Ein Sprichwort lautet: "Der Krug geht so lange zum Brunnen,
bis er bricht". Daraus ist nicht etwa zu schließen, daß
Krüge gehen können!
Die genannten Evangelienverse stehen in einem
Zusammenhang, in dem davor gewarnt wird, anderen Anstoß zu
geben (vgl. Mt 18, 6; Mk 9, 42); dieses "Anstoß geben"
meint eine Glaubenserschütterung, eine Heilsgefährdung
für einen anderen. Bei dem Anstoß, der von beispielhaft
genannten Körpergliedern (Hand, Fuß, Auge) ausgeht, ist
an schwere Versuchungen gedacht, denen ein Mensch ausgesetzt ist
und die er an der Wurzel überwinden soll. Es handelt sich um
eine Warnung, die eigenen Kräfte zu überschätzen
und Versuchungen zum Bösen überall zu vermuten, nur nicht
bei sich selbst. Eingeschlossen ist die Mahnung, dem Antrieb zu
etwas Bösem sofort und entschieden zu widerstehen.
Um welche Versuchungen es sich handelt, wird
in Mk 9, 43 ff nicht eigens gesagt; das ist auch unnötig, denn
in Mk 7, 21 ff ist bereits grundsätzlich angesprochen, daß
böse Gedanken und Strebungen aus dem Inneren des Menschen,
aus seinem Herzen kommen. In Mt 5, 29 f sind die Verse über
das verführerische Auge und die zur Sünde verleitende
Hand auf den Ehebruch bezogen. Mt zeigt damit, wie die Urkirche
die Worte Jesu konkret deutet und anwendet. In ähnlicher Weise
muß sich jeder Christ fragen, wo bei ihm die mögliche
Einbruchstelle der Sünde und die Gefährdung seines Heils
liegen. Die drastische Formulierung der Beispiele dient dazu, den
Wert des erhofften Lebens bei Gott um so stärker hervortreten
zu lassen: "Es ist besser für dich, verstümmelt oder
lahm in das Leben zu gelangen, als mit zwei Händen und zwei
Füßen in das ewige Feuer geworfen zu werden" (Mt
18, 8). Für ein Leben bei und mit Gott lohnt es sich, selbst
schwierige und einschneidende Änderungen des eigenen Lebens,
der eigenen Grundeinstellungen, in Angriff zu nehmen.
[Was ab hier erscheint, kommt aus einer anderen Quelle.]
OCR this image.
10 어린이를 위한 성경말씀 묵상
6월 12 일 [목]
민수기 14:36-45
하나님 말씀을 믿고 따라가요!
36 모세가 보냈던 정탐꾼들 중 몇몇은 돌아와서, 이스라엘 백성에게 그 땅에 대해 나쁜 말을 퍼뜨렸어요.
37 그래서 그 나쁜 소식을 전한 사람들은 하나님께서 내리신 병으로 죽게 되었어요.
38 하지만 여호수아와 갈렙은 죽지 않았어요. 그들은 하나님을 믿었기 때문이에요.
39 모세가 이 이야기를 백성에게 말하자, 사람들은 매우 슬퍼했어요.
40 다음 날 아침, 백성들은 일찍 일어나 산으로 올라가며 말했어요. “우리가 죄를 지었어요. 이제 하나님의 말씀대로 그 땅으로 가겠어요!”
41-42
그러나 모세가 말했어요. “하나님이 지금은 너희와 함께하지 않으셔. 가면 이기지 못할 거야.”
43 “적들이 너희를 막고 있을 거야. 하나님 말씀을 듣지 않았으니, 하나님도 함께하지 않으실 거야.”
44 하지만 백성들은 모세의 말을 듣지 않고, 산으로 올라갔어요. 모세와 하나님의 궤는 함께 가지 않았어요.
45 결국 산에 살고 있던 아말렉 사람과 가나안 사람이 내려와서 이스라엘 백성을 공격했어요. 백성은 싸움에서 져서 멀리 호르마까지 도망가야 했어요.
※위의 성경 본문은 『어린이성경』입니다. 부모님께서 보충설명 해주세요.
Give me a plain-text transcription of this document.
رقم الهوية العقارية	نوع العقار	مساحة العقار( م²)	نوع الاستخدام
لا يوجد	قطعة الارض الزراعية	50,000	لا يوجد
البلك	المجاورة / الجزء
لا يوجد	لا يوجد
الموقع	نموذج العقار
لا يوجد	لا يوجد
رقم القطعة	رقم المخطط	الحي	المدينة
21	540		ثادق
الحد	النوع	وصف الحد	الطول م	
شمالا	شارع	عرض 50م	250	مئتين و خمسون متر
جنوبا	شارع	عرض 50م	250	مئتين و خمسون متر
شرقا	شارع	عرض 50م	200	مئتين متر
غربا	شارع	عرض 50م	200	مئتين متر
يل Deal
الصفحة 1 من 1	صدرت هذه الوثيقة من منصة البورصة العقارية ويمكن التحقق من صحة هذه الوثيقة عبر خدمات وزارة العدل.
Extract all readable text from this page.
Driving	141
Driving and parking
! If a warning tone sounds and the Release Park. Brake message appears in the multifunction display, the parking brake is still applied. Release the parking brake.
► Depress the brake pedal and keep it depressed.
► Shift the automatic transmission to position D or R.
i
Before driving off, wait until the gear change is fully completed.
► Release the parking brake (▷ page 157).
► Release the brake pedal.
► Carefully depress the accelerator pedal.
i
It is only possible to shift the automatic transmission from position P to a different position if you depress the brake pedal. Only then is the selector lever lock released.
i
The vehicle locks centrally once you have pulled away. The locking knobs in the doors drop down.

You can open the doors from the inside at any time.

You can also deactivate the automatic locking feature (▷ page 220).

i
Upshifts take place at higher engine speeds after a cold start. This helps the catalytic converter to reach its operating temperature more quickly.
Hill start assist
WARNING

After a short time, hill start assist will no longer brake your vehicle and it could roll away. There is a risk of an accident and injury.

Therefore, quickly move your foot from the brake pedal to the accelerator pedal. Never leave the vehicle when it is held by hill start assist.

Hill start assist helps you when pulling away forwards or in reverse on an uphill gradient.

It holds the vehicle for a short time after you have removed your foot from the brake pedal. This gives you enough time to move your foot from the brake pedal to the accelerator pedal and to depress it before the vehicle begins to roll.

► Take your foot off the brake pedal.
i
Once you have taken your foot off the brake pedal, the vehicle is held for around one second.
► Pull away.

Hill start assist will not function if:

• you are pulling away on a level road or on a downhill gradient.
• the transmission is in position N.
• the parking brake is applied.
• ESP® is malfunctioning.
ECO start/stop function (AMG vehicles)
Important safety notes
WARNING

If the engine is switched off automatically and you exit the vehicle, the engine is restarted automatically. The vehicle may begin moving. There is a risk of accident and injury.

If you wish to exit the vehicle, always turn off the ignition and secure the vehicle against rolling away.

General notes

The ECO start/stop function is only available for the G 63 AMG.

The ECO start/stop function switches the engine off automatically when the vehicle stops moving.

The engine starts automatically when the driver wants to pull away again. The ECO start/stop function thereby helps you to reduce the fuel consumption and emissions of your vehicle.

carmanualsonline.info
Um dem Sinn dieses oder eines anderen Bibelwortes
auf die Spur zu kommen, muß man nicht Theologie studiert haben.
Wichtig ist aber, nicht nur über eine ungefähre Erinnerung
nachzudenken, sondern über den Text, wie er in der Bibel steht:
"Die Schrift nicht kennen heißt Christus nicht kennen",
sagt der hl. Hieronymus. Für unser Christsein im Alltag ist
eine (regelmäßige) geistliche Lektüre in der Bibel
von höchstem Wert! Den Zugang zu einer schwierigen Stelle findet
man am leichtesten, wenn man den Text befragt: Wie ist der Zusammenhang?
Worum geht es? Was hat das mit mir zu tun? Je ehrlicher und konkreter
man solche Fragen vor sich selbst beantwortet, um so tiefer erfahren
wir die prägende Kraft des Wortes Gottes: "Die Worte,
die ich zu euch gesprochen habe, sind Geist und sind Leben"
(Joh 6, 63).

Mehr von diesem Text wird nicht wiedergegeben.